Yes, but another reason, in the above example of field, is in allowing
generalizations to work, not just efficiency due to data representation
(reducing computation in the field to that in the underlying integral domain, as
in Grobner bases computation). For example, if I have a constructor that
requires an integral domain R as a parameter, and I constructed in the package
the quotient field of R, as you may suggest as an explicit way to achieve
efficiency, then the package will FAIL if R is actually a field (you can
consider this as a bug if you like), even though a field IS an integral domain,
mathematically. If we COULD ask whether R is a quotient field (not just a field)
and if in case of affirmative answer also find out the underlying integral
domain S of R = FRAC S, we would be able to replace R by S for the package. Of
course, you may say a user should then use S in the first place. But we should
not expect that, which limits the power of the system, and we are aiming for
automation: the requested integral domain R could be just something returned
during the course of a computation. So without such a feature, I doubt types and
domains can be considered as "first class" objects.

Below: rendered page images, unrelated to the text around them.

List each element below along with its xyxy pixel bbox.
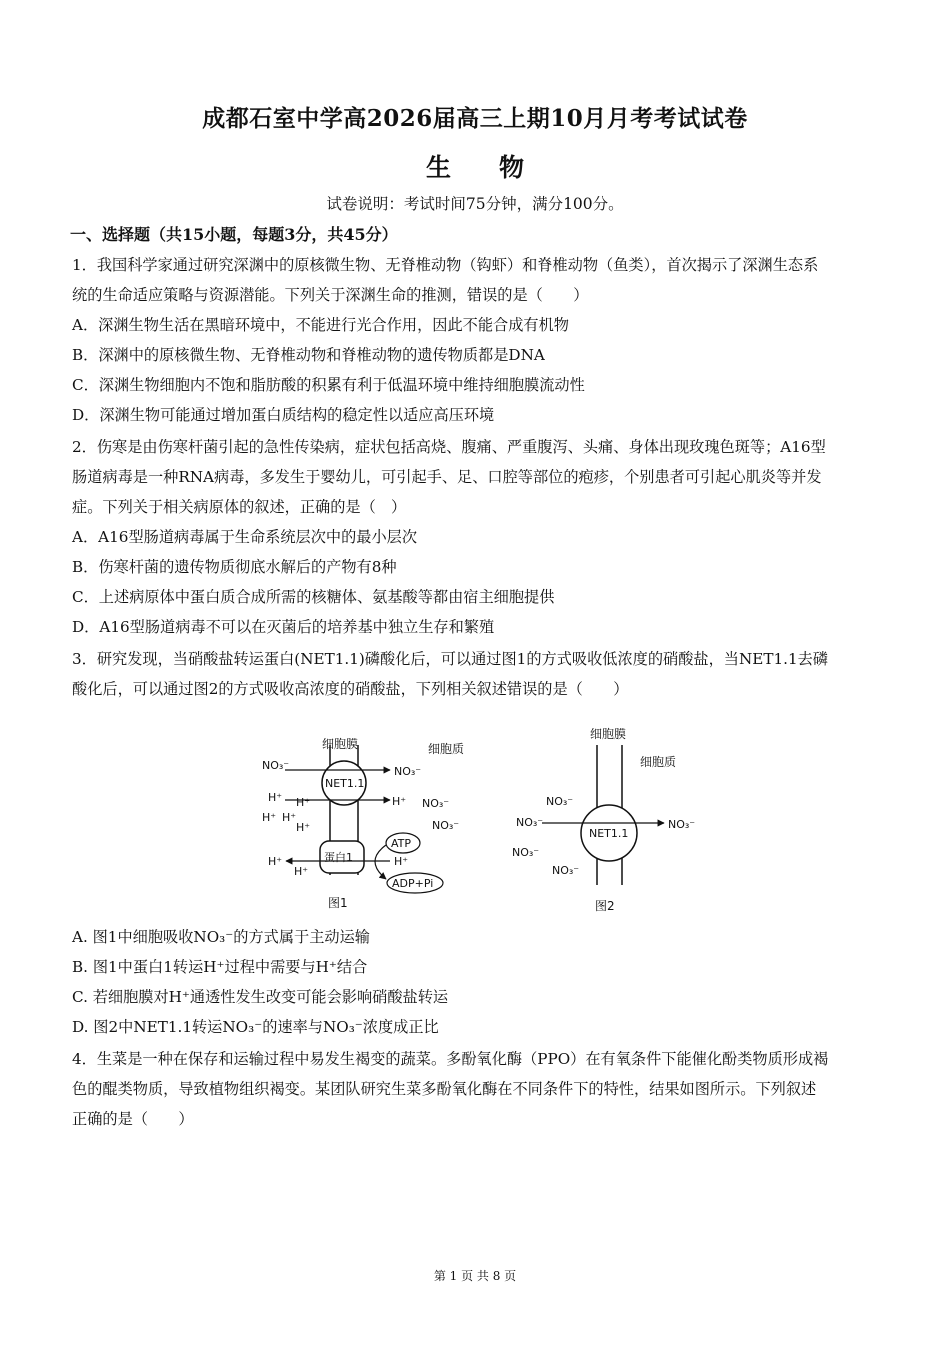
fig2-no3-out-3: NO₃⁻	[512, 846, 540, 859]
fig1-caption: 图1	[328, 896, 348, 910]
q2-stem-line-2: 肠道病毒是一种RNA病毒，多发生于婴幼儿，可引起手、足、口腔等部位的疱疹，个别患者可引起心肌炎等并发	[72, 468, 822, 486]
q4-stem-line-2: 色的醌类物质，导致植物组织褐变。某团队研究生菜多酚氧化酶在不同条件下的特性，结果如图所示。下列叙述	[72, 1080, 817, 1098]
fig1-atp-arrow	[375, 845, 386, 879]
fig2-no3-out-4: NO₃⁻	[552, 864, 580, 877]
fig1-cytoplasm-label: 细胞质	[428, 742, 465, 756]
q3-stem-line-1: 3．研究发现，当硝酸盐转运蛋白(NET1.1)磷酸化后，可以通过图1的方式吸收低浓度的硝酸盐，当NET1.1去磷	[72, 650, 828, 668]
q4-stem-line-3: 正确的是（ ）	[72, 1110, 194, 1128]
fig1-h-out-2: H⁺	[296, 796, 311, 809]
fig1-h-in: H⁺	[392, 795, 407, 808]
q2-option-d: D．A16型肠道病毒不可以在灭菌后的培养基中独立生存和繁殖	[72, 618, 495, 636]
fig1-h-pump-mid: H⁺	[294, 865, 309, 878]
fig1-h-pump-out: H⁺	[268, 855, 283, 868]
q1-option-c: C．深渊生物细胞内不饱和脂肪酸的积累有利于低温环境中维持细胞膜流动性	[72, 376, 585, 394]
transport-diagram	[250, 725, 710, 920]
q3-option-c: C. 若细胞膜对H⁺通透性发生改变可能会影响硝酸盐转运	[72, 988, 449, 1006]
subject-char-1: 生	[425, 153, 451, 182]
exam-note: 试卷说明：考试时间75分钟，满分100分。	[326, 195, 624, 213]
fig2-no3-out-1: NO₃⁻	[546, 795, 574, 808]
fig1-no3-in: NO₃⁻	[394, 765, 422, 778]
fig1-h-out-4: H⁺	[282, 811, 297, 824]
q1-option-d: D．深渊生物可能通过增加蛋白质结构的稳定性以适应高压环境	[72, 406, 495, 424]
fig1-h-out-1: H⁺	[268, 791, 283, 804]
q3-option-d: D. 图2中NET1.1转运NO₃⁻的速率与NO₃⁻浓度成正比	[72, 1018, 439, 1036]
fig1-atp-label: ATP	[391, 837, 412, 850]
exam-title: 成都石室中学高2026届高三上期10月月考考试试卷	[202, 105, 748, 132]
subject-heading	[0, 148, 950, 184]
q2-option-a: A．A16型肠道病毒属于生命系统层次中的最小层次	[72, 528, 418, 546]
fig1-h-out-5: H⁺	[296, 821, 311, 834]
fig1-no3-cyto-1: NO₃⁻	[422, 797, 450, 810]
section-heading: 一、选择题（共15小题，每题3分，共45分）	[70, 225, 398, 244]
q3-option-a: A. 图1中细胞吸收NO₃⁻的方式属于主动运输	[72, 928, 370, 946]
q4-stem-line-1: 4．生菜是一种在保存和运输过程中易发生褐变的蔬菜。多酚氧化酶（PPO）在有氧条件下能催化酚类物质形成褐	[72, 1050, 829, 1068]
fig2-caption: 图2	[595, 899, 615, 913]
fig1-net-label: NET1.1	[325, 777, 365, 790]
fig1-adp-label: ADP+Pi	[392, 877, 434, 890]
fig1-no3-cyto-2: NO₃⁻	[432, 819, 460, 832]
q1-stem-line-2: 统的生命适应策略与资源潜能。下列关于深渊生命的推测，错误的是（ ）	[72, 286, 589, 304]
fig1-protein1-label: 蛋白1	[324, 851, 353, 864]
fig1-h-out-3: H⁺	[262, 811, 277, 824]
page-footer: 第 1 页 共 8 页	[433, 1269, 517, 1283]
figure-2	[512, 727, 695, 913]
q3-option-b: B. 图1中蛋白1转运H⁺过程中需要与H⁺结合	[72, 958, 368, 976]
q2-option-c: C．上述病原体中蛋白质合成所需的核糖体、氨基酸等都由宿主细胞提供	[72, 588, 555, 606]
fig2-net-label: NET1.1	[589, 827, 629, 840]
q2-stem-line-3: 症。下列关于相关病原体的叙述，正确的是（ ）	[72, 498, 407, 516]
q1-option-a: A．深渊生物生活在黑暗环境中，不能进行光合作用，因此不能合成有机物	[72, 316, 569, 334]
fig2-cytoplasm-label: 细胞质	[640, 755, 677, 769]
q1-stem-line-1: 1．我国科学家通过研究深渊中的原核微生物、无脊椎动物（钩虾）和脊椎动物（鱼类），首次揭示了深渊生态系	[72, 256, 819, 274]
q3-stem-line-2: 酸化后，可以通过图2的方式吸收高浓度的硝酸盐，下列相关叙述错误的是（ ）	[72, 680, 629, 698]
fig2-membrane-label: 细胞膜	[590, 727, 627, 741]
fig1-membrane-label: 细胞膜	[322, 737, 359, 751]
figure-1	[262, 737, 464, 910]
fig1-h-pump-in: H⁺	[394, 855, 409, 868]
fig2-no3-out-2: NO₃⁻	[516, 816, 544, 829]
fig1-no3-out: NO₃⁻	[262, 759, 290, 772]
fig2-no3-in: NO₃⁻	[668, 818, 696, 831]
subject-char-2: 物	[499, 153, 525, 182]
q2-option-b: B．伤寒杆菌的遗传物质彻底水解后的产物有8种	[72, 558, 397, 576]
q2-stem-line-1: 2．伤寒是由伤寒杆菌引起的急性传染病，症状包括高烧、腹痛、严重腹泻、头痛、身体出现玫瑰色斑等；A16型	[72, 438, 826, 456]
q1-option-b: B．深渊中的原核微生物、无脊椎动物和脊椎动物的遗传物质都是DNA	[72, 346, 545, 364]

> >>Aldor allows something like
> >>
> >>#include "aldor"
> >>#include "aldorio"
> >>Dom: with {
> >>   foo: % -> Boolean;
> >>} == add {
> >>   foo(x: %): Boolean == true;
> >>}
> >>
> >>import from Dom;
> >>if Dom has with {foo: % -> Boolean} then {
> >>        stdout << "foo is there" << newline;
> >>} else {
> >>        stdout << "foo is missing" << newline;
> >>}
> >>
> >>However, I cannot, for example, write a function that returns a list of
> >>names of functions implemented in Dom. (That is the current knowledge I
> >>have.)
> > In other words, if I understand the example, you can't list unless you 
> > already
> > know?
> Exactly. Well, returning the list of function names would certainly be
> do-able, but the next thing a programmer would ask for is: How can I
> call the function with name "foo"? What is the input type? ...

Yes, this would be recursive, and certainly relates to the Crystal vision of

> >>And, of course, I see no way of morphing the result of "foo" to
> >>"false" without writing a new function.

The "way" to do that would be to pass "true" or "false" as parameters to the
package Dom to avoid run-time code-modification. However, this is not "totally"
dynamic (modification is anticipated at compile time):

Dom(b:Boolean): with           {
   foo: % -> Boolean;              } 
  == add                       {
   foo(x: %): Boolean == b;        }

> > That is what I was asking: code modification. Like you, I also interpret 
> > "first
> > class object as data" that way (but that need not be the "official"
> > interpretation).
> I think I am happy that the Aldor code itself is not modifyable (as in
> Maple).
This is a balance (trade-off?) between power and responsibility. Don't most
programmers want power and not responsibilities? :-)  Much code-modification (at
least for higher level languages) is obsoleted (that is probably a good thing)
due to parametric polymorphism, but I am not ruling out applications (other than
hacking) that require that type of programming power. Note that
code-modification is "totally" dynamic since the modification is not
anticipated. It is not reasonable to expect programmers to anticipate all
possible modifications of code, and thus, parametric polymorphism is not
sufficient, or equivalent, and not as powerful.